The reception to Ubisoft‘s reveal of Watch Dogs Legion has been pretty positive so far, and after getting my hands on the game at E3 today, I can confirm that it’s absolutely worth the hype.

Set in a near future interpretation of London, the city is now run by extremists, with “deportation squads” ripping people from their families and segregating the population. It all feels very post-Brexit, which is actually something creative director, Clint Hocking mentioned during the Ubisoft briefing.

“Today, with Brexit, London’s at a turning point,” he said. “It’s hard to predict what the future holds for London, for the UK, or for the world.” 

Rather than playing as a single character or even a small team, you play as an entire resistance group called DedSec, which has the power to recruit any person in the game. That’s not an exaggeration, you can literally profile and recruit any NPC you see, even little old ladies. Especially little old ladies.

While I went into the demo with the intention of creating my own squad of badass geriatrics, my pre-selected team was pretty varied in terms of age, but I did manage to recruit Colin, a 68-year-old man who wears a fedora. Using Colin, one of my tasks was to infiltrate and neutralise three targets at an enemy hangout in Camden, and you better believe the old codger laid some beatdown on their asses.

When you first try to recruit someone, they’ll already have an impression of DedSec, and that standing might have to be changed in order to successfully get them on board. Colin, for example, was completely neutral to DedSec, so he only needed a little persuading to recruit. In the interest of time, this process was skipped for the demo, but I was told that you can change NPC impressions in various ways.

When profiling Colin, I could see that he had two friends who were injured. If I wanted to get him in the good books, I could go to the hospital, track down his mates’ medical records and prioritise their treatment with some hacking magic. This is just one example, with tons of other ways available to you over the course of the game.

Once Colin was a fully-fledged member of DedSec, I picked a class for him. Enforcers are all guns blazing types, Hackers have that sweet tech prowess and can deploy a spider drone to fuck with people, and Infiltrators are masters of stealth with a pretty rad cloaking ability. Colin seemed like a slippery character so I went with the Infiltrator class and set him to work.

Without firing a single shot, I was able to get Colin into the compound and sneak up to each of the three targets, taking them down silently one by one. Every character you play as will have their own traits, animations, and voice acting, so it truly feels like they’re unique individuals. When doing a sneaky takedown, for example, Colin would sometimes jump on the enemy’s back and do a series of old man punches, which is not only hilarious but also adds depth to the gameplay.

There’s a big emphasis on non-lethal force in Legion, which plays a big role in recruitment. As I found out, even enemies who have a bad impression of DedSec can be persuaded into joining the cause, so why waste potential manpower if you don’t have to? That being said, if you wanna spill some blood, you totally can.

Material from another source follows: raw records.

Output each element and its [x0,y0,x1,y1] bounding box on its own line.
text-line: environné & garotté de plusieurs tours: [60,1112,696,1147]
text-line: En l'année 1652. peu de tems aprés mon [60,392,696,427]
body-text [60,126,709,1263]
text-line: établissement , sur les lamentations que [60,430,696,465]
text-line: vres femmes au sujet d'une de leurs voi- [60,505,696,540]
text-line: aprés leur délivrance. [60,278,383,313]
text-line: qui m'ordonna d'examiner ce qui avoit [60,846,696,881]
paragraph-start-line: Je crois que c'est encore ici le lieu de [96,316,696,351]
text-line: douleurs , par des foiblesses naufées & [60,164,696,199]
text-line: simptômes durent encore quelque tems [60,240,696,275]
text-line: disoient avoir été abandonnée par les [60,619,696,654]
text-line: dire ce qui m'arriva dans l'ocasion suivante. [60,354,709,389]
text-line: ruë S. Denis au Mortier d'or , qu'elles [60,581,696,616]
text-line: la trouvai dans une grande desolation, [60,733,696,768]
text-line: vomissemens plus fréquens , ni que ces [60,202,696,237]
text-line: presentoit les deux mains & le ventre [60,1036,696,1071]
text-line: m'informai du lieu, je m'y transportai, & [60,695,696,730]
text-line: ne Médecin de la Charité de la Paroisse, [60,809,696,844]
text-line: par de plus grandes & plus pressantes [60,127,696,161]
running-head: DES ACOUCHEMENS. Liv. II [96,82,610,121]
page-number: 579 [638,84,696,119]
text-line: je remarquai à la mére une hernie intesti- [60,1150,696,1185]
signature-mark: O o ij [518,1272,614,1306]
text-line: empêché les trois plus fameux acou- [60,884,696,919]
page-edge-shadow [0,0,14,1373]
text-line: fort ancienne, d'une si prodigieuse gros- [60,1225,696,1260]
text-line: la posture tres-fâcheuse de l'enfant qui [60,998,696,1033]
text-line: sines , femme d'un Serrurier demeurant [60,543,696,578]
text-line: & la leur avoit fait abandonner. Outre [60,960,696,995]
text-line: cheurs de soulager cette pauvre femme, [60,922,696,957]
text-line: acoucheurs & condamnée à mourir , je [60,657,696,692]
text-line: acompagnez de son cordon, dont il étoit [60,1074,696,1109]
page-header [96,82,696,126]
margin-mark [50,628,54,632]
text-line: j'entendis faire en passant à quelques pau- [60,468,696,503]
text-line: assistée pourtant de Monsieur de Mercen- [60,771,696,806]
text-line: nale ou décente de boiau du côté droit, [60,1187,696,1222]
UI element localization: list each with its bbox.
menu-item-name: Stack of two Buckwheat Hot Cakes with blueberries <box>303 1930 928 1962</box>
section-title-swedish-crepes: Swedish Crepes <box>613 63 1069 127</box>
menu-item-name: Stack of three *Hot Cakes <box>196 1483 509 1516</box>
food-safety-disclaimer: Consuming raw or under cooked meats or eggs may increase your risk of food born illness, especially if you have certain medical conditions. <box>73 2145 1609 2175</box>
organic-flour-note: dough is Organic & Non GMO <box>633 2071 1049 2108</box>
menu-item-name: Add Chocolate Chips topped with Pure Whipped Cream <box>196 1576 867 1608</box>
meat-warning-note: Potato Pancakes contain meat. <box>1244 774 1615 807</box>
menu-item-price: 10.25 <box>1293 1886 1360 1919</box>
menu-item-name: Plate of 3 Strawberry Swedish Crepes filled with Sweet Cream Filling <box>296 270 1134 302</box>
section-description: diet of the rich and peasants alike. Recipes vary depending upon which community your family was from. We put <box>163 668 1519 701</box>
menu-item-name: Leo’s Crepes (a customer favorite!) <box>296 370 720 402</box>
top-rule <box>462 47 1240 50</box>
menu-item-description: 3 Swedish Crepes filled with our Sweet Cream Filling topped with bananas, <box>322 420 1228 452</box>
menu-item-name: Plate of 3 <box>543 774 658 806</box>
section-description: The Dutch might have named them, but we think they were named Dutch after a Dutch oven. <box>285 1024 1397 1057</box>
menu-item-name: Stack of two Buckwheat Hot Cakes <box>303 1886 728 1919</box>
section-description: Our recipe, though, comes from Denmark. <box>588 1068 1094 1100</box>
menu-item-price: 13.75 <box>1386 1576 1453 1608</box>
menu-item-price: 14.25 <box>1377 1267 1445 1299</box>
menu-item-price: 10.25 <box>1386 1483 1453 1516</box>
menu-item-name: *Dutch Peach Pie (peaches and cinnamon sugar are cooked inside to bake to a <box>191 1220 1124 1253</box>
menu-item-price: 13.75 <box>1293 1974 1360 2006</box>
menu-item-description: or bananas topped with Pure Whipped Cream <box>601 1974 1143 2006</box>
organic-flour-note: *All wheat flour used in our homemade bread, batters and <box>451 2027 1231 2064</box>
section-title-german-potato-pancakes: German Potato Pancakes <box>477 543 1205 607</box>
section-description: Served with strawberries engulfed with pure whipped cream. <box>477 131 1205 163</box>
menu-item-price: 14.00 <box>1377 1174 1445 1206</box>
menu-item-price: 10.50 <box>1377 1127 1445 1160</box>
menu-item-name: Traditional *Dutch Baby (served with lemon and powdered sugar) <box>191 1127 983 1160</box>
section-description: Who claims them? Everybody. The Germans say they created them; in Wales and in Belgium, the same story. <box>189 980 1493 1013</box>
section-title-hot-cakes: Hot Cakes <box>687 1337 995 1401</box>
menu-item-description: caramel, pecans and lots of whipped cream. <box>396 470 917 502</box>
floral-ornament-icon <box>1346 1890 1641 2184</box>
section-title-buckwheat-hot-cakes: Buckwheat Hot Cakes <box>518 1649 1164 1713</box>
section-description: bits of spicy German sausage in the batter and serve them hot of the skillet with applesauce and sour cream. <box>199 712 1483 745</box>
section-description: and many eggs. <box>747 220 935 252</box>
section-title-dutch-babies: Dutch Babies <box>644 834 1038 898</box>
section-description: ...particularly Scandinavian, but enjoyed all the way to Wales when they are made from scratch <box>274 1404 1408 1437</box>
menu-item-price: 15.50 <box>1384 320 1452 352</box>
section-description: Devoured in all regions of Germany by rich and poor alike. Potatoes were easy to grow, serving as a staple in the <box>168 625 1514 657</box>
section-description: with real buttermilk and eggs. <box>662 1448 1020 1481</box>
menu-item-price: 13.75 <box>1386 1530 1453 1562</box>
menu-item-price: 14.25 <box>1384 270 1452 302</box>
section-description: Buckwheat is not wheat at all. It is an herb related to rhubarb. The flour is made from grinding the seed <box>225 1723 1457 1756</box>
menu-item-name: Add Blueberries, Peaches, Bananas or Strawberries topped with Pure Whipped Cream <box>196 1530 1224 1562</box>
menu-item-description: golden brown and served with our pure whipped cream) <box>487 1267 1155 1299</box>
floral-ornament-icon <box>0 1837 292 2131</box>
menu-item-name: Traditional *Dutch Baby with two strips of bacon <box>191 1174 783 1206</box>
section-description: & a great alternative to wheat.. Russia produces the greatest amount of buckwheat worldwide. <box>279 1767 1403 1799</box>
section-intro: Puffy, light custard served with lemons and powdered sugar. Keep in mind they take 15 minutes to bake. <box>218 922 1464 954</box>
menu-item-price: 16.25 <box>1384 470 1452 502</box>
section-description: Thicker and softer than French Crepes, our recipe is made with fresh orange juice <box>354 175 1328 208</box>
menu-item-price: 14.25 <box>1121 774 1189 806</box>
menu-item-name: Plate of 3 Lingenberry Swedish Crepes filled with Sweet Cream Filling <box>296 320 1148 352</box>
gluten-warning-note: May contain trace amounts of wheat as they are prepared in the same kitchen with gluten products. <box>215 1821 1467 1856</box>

When my demo was almost up, I took Colin on a bit of a joyride, hijacking cars GTA style and rampaging through the streets. Sadly, he didn’t survive the carnage and when a recruit dies, you can never get them back, so continuously strengthening your numbers is essential when playing.

All-in-all, Watch Dogs Legion is shaping up to be a unique experience and one that will set a new standard for open world games moving forward, assuming it’s as good at launch as it was at E3. The game will drop on the 6th of March, 2020.

While Colin the fedora-wearing geriatric stealth specialist may be dead (RIP), his legacy as my first ever recruit will live in my heart forever.